Biden has already promised to move away from his predecessor’s alienating policies, and towards cultivating allies. He recently announced he would be visiting the G7 virtual summit, and he also joined the World Health Administration within his first days in office.
Still, U.S. supremacy is in crisis — one that’s been in the making for decades by way of polarizing politics in Congress, conspiracy theories, exposés of foreign interests, and a shrinking economy, which isn't nearly where it was in the 40s.

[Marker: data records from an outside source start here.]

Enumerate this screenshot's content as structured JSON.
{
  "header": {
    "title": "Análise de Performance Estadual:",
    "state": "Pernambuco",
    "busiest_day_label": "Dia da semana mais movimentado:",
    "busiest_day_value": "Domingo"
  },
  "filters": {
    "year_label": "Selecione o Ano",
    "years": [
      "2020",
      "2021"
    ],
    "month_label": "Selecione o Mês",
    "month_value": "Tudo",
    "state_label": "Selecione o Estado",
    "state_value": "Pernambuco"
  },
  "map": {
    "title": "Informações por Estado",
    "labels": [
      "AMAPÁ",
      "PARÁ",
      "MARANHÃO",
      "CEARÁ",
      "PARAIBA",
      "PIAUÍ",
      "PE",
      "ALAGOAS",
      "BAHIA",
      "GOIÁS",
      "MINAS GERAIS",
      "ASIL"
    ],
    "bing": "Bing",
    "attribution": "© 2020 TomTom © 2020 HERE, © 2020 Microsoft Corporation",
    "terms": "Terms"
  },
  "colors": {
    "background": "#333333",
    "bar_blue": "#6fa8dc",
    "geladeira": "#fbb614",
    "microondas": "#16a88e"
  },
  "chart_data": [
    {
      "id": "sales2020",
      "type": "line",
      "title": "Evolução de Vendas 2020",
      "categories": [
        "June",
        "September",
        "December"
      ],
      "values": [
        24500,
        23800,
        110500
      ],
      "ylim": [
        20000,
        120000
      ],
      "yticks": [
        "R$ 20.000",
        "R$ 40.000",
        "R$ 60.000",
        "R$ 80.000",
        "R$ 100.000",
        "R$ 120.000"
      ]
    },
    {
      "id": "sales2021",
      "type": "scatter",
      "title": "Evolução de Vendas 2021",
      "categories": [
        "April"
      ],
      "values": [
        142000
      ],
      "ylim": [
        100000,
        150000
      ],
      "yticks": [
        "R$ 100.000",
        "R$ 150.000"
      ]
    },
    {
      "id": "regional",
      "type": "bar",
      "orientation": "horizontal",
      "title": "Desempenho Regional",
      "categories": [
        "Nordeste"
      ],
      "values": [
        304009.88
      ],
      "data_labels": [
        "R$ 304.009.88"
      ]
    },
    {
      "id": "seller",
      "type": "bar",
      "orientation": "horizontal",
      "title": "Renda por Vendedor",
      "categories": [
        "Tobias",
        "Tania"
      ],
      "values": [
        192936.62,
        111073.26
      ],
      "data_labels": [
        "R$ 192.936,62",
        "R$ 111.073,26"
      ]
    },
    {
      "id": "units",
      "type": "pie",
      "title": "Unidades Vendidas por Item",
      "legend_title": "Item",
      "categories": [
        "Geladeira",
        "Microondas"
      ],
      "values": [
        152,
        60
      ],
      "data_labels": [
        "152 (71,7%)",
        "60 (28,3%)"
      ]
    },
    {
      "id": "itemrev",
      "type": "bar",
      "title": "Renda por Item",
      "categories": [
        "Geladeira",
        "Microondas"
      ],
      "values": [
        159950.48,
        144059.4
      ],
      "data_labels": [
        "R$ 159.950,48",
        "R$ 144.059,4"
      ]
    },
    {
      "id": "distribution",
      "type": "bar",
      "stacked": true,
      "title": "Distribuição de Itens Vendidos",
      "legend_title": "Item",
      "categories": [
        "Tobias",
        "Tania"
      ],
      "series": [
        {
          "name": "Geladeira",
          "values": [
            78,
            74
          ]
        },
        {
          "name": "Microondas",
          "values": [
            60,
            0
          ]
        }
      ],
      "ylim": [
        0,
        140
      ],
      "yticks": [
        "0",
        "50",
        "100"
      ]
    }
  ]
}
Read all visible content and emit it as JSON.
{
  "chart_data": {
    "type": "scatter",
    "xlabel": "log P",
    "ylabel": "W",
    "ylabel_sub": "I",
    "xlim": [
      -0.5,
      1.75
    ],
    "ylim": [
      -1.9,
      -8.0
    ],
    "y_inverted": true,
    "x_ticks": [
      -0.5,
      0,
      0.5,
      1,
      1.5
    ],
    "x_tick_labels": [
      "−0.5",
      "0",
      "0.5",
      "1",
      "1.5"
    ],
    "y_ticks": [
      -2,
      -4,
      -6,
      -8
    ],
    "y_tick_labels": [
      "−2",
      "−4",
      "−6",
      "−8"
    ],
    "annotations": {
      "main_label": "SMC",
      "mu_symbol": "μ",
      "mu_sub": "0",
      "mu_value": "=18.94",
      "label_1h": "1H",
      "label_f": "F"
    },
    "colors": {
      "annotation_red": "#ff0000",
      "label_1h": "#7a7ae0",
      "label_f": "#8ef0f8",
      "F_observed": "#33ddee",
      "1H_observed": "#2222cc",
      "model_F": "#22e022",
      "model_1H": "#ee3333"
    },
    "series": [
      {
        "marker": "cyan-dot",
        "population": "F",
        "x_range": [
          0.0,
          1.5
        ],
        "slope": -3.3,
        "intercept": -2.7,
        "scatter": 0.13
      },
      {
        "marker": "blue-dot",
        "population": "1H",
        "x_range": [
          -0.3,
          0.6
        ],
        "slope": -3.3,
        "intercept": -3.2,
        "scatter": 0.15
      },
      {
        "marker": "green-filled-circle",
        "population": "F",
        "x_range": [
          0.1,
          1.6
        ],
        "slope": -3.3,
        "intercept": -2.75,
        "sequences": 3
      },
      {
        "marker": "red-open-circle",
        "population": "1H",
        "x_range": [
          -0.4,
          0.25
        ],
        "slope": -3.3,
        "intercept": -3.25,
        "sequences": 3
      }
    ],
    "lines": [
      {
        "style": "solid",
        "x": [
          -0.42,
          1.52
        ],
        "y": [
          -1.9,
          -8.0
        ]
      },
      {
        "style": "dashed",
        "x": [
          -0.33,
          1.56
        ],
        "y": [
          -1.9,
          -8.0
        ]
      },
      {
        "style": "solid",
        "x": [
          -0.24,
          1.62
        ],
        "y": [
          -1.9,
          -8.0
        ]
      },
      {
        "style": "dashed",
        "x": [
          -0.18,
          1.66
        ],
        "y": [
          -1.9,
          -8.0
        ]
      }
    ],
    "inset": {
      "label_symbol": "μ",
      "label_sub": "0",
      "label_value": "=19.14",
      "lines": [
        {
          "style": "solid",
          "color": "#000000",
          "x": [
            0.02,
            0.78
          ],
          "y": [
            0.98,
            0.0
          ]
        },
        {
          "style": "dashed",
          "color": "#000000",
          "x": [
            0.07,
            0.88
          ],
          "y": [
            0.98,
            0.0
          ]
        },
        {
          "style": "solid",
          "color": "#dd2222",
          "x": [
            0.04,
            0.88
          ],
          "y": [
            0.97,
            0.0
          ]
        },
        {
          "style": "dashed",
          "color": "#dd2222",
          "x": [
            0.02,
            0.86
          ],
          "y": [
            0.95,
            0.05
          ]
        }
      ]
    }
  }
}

But it’s one thing to be unable to govern the world, and another thing entirely to question whether the U.S. should in the first place, especially in the context of the aftermath of Trump’s acquittal. It sets a dangerous precedent that the Biden administration, and those that follow it will need to govern.
With acquittal, Trump is now allowed to play a part in any future elections he chooses, and his most prominent followers and vocal supporters before insurrection in Congress — Marjorie Taylor Green, Ted Cruz, and Josh Hawley are left without facing any consequence apart from general bipartisan disdain.
It has resulted in a sense of uneasiness and fragility that wasn’t as overtly present as it was before Trump’s presidency.
The police of the world failed to convict for treason, and it has ousted foreign leaders for less.
No one knows the U.S.’s police tactics better than Mexico and Latin America.
Trump’s presidency saw a more hands-off approach than his predecessors, though his administration still intervened extensively via backing a presidential coup in Bolivia and recognizing an illegitimate president in Venezuela.
In response, President Andres Manuel Lopez Obrador (AMLO) and Latin American Leaders have adapted their policies to account for the United States’ absence. On the flip side, residents of these countries have also ventured to take back power into their own hands.
Mexico has a self-proclaimed leftist at the helm who has outwardly expressed his own disapproval of his perceived censorship of elected officials like Donald Trump, and pointedly delayed his congratulations of Biden’s victory for weeks.
Then, in mid-January, AMLO’s government exonerated a Mexican general and former defense minister, Salvador Cienfuegos, who was previously arrested in the United States for collaborating with a drug cartel.
This is without mentioning the issue of immigration, which apart from border wall efforts, was largely untouched by Biden’s predecessor. This distance also gave way to large-scale calls for social change in Latin America.
Demonstrations broke out across South America in 2019, and well into 2020 until they were partly dissipated by the global pandemic.
Across Chile, Colombia, and Ecuador, protestors took to the streets, at times with violence, to express anger at elites and economic inequities that keep them at the top. In Peru, residents protested a corrupt presidential election,and in Bolivia a U.S.-backed coup led to an uprising.
There are two sides: that the United States’ distance over the last four years has resulted in the class uproars, and the other — that it is because of the distance that these nations are able to manifest themselves.
But Biden wants back in.
The former vice president is known for implementing U.S. policy in Guatemala, and Colombia, and maintaining ties with one of our closest neighbors, Mexico.
In Guatemala, then-Vice President Biden pushed former president Molina to accept the U.N.-backed International commission against impunity (CICIG) to investigate corruption and allegations of bribery. In the end, Molina and his Attorney General were ousted and jailed.
In the 90s Biden’s career as a senator saw him play a key part in the Plan Colombia, an anti-drug-trafficking, anti-violence financial and security package that, while it had strategic interest, has seen general praise.
There’s reason to believe that Biden at the helm will restore a sense of the U.S.’s prior foothold in Latin America, but this was before Jan. 6. Unfortunately for the president, this was out of his hands, and the fault of the nation’s broken system of justice.
It’s been widely said that Senate Minority leader Mitch McConnell demonstrated his true colors on Feb. 13, but in reality, it was the United States.